Design and implement a tracking system that can track moving vehicles in videos. The system should be able to detect and track multiple vehicles in a video, even if the background also moves (due to airplane motion). You may use any methodology in the literature (or your own) to do this. One method is to compute optical flow, cluster the flow vectors, find and remove the background region, and then the vehicle regions should be left. Another method is to use the interest operators to find the vehicles, kind of like in Video Google. You may use the freely available interest operators (detectors) and descripters. (See URLs.)
We have a large variety of videos available, from very simple ones with a single moving object, to multiple cars and trucks on a simple background, to extremely difficult videos of tanks and trucks in the dessert. Of course, you should start with the simple ones. We have already extracted all the images frames from the videos for your convenience. When you get to our video page http://www.cs.washington.edu/research/VACE/, just click on images. The ones under nima1 are the simplest, and the ones under boeing1 are the most difficult. If you click on videos instead of images, you can get to the actual videos to watch them. However, the nima1 videos are in a strange format that came with a codec that caused our machines to totally hang up. The only way we have found to view the nima1 videos is through using mplayer on Linux. The boeing1 vidoes (which are from the DARPA-sponsored VIVID project) are viewable on most any video player.

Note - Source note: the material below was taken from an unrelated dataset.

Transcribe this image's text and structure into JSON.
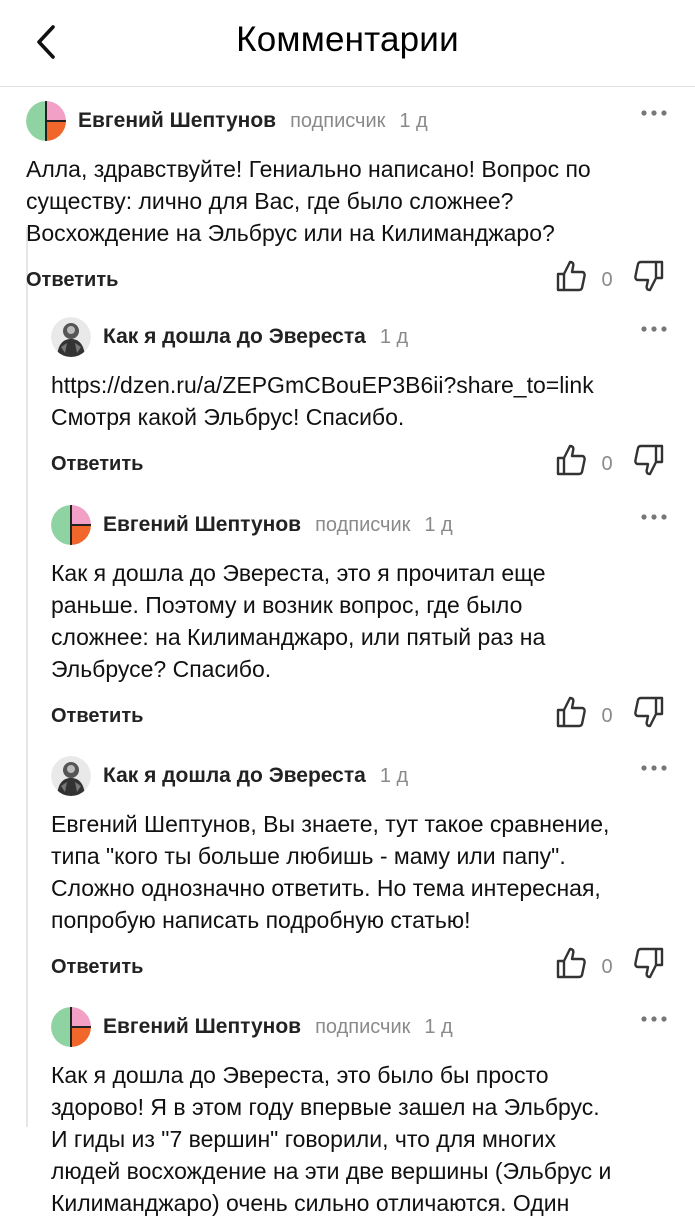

Your tracking system should keep track of each vehicle it tracks with identification numbers (1,2,3...) and identify the vehicles on each frame by putting colored boxes around them. Each vehicle gets a different colored box to differentiate (ie, red, green, yellow, etc.) This is shown in the directory called shah for one of the nima videos.
We suggest the following videos for use in this project:
nima1:
boeing1:
Sample Timeline
Extra Credit
Getting the system to work on the more difficult videos will earn extra credit.